For the DTI analysis, images were preprocessed in the FSL software (FMRIB Software Library, FMRI, Oxford, UK) including correction for eddy current and head motion (32) and skull stripping (33). Preprocessed images were subjected to tensor decomposition for generating FA maps in FDT (34) toolbox (FMRIB’s Diffusion Toolbox).

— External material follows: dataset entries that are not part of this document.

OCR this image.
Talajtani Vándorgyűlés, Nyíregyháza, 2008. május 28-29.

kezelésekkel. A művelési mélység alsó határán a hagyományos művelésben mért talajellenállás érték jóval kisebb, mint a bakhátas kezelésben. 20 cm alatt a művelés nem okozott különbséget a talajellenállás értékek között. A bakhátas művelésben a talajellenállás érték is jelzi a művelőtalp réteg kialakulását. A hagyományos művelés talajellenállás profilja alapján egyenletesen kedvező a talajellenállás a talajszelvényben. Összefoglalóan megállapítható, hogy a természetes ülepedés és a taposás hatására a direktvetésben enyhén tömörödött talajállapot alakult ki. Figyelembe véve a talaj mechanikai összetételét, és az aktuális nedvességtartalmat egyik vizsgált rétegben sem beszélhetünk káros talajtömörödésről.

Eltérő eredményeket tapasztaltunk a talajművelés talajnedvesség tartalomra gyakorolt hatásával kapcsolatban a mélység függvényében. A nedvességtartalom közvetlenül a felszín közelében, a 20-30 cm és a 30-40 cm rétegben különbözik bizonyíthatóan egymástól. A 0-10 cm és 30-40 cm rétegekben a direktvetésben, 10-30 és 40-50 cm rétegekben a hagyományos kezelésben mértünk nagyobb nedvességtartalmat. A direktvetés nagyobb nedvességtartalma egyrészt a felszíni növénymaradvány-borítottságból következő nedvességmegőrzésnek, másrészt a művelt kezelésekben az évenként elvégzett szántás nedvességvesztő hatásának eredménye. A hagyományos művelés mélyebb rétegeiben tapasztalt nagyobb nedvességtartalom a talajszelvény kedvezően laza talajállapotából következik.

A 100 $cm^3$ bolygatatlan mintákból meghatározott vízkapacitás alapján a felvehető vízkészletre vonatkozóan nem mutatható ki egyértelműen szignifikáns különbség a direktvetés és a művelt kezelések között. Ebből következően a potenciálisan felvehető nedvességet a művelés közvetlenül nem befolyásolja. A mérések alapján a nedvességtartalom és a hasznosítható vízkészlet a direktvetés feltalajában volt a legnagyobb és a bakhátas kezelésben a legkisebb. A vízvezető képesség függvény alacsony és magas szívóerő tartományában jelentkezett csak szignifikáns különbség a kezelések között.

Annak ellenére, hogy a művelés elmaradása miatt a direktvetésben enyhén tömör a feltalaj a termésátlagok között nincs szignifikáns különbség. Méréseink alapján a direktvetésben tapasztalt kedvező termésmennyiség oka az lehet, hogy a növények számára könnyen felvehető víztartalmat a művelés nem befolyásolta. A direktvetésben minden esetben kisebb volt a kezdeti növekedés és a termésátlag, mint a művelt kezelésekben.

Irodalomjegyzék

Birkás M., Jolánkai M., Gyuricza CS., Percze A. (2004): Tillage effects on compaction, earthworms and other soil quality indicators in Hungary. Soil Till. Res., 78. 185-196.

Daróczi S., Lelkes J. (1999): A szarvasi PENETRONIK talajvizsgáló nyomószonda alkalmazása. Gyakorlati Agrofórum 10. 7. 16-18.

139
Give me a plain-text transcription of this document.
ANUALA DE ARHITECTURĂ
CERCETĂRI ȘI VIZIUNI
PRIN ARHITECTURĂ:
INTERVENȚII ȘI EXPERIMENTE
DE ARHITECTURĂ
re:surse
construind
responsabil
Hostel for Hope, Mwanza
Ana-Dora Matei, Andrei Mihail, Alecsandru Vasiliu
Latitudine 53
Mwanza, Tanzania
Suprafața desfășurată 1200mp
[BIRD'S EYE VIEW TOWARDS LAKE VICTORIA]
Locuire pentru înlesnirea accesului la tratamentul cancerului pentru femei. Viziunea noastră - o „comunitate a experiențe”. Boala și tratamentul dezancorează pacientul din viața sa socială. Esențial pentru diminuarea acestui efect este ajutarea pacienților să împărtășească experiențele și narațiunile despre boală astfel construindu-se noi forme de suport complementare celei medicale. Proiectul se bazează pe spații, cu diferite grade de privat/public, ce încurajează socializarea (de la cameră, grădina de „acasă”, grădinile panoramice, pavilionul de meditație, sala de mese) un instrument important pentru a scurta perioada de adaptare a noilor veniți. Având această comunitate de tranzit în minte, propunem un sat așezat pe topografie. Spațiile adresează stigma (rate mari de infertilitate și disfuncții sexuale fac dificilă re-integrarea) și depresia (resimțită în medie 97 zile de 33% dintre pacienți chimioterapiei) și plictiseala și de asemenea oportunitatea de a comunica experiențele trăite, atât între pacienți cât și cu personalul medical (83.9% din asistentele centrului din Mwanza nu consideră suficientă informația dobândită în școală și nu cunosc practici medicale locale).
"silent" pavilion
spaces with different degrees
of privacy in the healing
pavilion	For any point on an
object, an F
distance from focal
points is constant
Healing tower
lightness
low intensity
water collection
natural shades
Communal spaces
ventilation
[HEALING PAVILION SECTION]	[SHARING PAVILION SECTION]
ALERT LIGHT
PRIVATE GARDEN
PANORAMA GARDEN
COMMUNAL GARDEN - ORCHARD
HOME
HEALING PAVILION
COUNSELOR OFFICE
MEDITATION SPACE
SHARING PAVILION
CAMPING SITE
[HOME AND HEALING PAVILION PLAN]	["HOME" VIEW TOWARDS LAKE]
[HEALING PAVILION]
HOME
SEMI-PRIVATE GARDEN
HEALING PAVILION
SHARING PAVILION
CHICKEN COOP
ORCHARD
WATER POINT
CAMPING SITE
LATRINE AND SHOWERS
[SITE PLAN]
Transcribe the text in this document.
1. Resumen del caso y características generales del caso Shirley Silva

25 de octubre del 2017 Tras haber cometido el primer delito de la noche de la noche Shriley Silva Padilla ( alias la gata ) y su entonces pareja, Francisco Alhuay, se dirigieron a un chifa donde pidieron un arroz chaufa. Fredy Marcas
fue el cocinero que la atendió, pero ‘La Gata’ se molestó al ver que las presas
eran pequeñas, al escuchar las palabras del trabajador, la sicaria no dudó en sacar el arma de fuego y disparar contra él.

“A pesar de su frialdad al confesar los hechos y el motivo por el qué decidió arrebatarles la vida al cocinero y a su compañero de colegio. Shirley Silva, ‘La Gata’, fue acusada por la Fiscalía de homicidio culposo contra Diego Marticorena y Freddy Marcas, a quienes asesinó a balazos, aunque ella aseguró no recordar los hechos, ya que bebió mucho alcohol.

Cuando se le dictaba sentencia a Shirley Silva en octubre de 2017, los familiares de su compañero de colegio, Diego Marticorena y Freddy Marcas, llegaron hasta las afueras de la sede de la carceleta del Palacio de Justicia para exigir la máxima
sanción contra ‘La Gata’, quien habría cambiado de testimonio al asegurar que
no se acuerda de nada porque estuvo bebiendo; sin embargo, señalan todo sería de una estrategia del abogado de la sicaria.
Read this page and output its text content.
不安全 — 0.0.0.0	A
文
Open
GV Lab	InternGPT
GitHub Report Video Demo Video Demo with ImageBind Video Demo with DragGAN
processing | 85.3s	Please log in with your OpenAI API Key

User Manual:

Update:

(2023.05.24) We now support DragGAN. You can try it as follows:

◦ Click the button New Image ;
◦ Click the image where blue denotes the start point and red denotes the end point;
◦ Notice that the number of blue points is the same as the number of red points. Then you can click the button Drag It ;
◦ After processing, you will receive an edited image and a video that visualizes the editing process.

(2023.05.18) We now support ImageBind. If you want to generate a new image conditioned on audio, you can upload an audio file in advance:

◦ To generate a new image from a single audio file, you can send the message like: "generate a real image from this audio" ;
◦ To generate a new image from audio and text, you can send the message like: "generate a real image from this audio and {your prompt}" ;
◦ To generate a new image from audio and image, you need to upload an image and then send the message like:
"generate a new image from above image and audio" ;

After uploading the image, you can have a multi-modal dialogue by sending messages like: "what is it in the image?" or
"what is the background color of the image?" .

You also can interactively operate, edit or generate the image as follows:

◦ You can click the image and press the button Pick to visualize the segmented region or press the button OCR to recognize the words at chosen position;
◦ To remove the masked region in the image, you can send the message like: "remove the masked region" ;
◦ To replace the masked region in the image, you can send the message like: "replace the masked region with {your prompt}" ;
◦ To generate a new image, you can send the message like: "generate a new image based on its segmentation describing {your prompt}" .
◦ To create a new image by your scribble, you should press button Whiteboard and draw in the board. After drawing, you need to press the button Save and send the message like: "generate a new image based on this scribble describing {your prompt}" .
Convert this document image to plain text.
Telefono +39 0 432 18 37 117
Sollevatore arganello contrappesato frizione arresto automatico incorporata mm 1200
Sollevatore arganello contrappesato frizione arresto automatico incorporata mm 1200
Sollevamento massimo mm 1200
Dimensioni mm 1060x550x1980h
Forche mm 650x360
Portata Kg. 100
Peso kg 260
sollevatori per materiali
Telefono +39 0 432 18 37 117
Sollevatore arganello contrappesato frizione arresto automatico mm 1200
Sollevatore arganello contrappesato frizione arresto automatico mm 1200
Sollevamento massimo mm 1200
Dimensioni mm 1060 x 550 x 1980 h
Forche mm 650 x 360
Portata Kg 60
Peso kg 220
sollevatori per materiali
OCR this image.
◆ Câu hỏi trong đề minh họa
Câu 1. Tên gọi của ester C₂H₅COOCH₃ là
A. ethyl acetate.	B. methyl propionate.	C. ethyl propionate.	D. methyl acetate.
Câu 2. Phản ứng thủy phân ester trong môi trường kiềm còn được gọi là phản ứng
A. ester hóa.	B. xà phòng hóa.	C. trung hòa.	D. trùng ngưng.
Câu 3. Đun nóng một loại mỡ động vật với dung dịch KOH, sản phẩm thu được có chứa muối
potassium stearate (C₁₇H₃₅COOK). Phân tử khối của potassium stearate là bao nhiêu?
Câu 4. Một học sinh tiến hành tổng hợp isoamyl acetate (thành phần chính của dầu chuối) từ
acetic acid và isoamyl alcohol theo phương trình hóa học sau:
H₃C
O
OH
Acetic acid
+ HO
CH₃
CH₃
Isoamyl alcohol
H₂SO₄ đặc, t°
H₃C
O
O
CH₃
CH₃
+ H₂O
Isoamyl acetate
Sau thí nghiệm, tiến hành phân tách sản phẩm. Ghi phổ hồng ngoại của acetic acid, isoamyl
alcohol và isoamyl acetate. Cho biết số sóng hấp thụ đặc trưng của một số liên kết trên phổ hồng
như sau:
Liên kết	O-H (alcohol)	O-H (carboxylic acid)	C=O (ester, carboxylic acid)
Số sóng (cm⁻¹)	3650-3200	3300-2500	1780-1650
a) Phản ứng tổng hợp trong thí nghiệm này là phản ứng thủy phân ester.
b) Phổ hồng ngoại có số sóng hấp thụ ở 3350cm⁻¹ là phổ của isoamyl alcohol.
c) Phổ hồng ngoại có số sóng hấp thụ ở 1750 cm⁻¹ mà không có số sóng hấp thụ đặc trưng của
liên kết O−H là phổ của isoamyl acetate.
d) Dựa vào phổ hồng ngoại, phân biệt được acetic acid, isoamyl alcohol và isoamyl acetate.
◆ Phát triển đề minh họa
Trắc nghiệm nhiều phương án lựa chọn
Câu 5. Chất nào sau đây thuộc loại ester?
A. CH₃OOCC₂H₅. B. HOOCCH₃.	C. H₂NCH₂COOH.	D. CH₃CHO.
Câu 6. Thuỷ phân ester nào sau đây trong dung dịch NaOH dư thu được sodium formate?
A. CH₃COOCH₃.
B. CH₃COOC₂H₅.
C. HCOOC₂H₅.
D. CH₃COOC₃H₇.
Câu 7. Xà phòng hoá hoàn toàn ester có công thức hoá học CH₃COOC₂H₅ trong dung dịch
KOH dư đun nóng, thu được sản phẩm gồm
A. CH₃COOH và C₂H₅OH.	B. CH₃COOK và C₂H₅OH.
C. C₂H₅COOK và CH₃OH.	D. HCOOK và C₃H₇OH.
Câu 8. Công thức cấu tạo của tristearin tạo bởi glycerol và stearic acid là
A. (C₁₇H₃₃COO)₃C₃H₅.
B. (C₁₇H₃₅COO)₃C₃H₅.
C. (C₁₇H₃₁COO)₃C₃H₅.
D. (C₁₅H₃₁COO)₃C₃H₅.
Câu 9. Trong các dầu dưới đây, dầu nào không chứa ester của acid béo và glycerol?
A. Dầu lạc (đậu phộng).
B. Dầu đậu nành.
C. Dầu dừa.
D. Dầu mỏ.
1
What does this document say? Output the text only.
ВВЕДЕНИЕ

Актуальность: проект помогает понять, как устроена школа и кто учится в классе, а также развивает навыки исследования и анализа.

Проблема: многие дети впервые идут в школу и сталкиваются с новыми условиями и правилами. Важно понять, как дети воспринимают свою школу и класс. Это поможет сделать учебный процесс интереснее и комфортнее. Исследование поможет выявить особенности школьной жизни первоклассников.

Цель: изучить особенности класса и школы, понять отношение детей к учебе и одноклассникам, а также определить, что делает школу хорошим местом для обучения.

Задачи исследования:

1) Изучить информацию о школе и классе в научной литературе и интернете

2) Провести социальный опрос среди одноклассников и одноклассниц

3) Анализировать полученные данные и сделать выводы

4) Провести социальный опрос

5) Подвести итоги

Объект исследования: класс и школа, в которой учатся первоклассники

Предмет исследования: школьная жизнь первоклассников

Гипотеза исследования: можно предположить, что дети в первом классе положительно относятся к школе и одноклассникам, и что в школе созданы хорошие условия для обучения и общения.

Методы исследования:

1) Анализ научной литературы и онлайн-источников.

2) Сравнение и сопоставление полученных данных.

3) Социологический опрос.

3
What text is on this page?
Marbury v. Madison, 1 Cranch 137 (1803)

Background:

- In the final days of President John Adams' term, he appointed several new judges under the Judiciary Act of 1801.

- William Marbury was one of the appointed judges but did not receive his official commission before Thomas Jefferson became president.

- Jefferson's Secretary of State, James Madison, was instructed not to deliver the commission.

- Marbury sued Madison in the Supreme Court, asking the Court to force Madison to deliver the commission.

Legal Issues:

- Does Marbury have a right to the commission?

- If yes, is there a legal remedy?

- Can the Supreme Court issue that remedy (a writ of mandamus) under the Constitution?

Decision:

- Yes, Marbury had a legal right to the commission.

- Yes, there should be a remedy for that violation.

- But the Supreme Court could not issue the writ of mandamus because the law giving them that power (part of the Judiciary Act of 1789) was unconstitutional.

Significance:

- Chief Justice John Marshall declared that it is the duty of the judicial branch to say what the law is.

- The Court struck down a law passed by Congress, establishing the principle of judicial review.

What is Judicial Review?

Tract-based spatial statistics (35) was then used to test group differences of DTI measures. All subjects’ FA maps were aligned into the JHU_neonate_nonlinear_fa template (36) using a nonlinear registration in FNIRT (FMRIB’s Non_linear Registration Tool) (37) and then the affine transform to MNI space was applied. After transformation into MNI space, a mean FA image was created and thinned to generate a mean FA skeleton of white matter tracts. Voxel-wise statistical analysis across subjects was carried out for voxels with FA > 0.2 to include only major fiber bundles. Nonparametric permutation based statistical analysis was performed with Randomise (38), and statistical results are reported as corrected P values at P < 0.05 after controlling for family-wise error rate.

Statement of Financial Support

Financial support for this project was received from the Thrasher Research Fund, Salt Lake City, UT, project 9190.

Disclosure

The authors have no disclosures or conflicts of interest.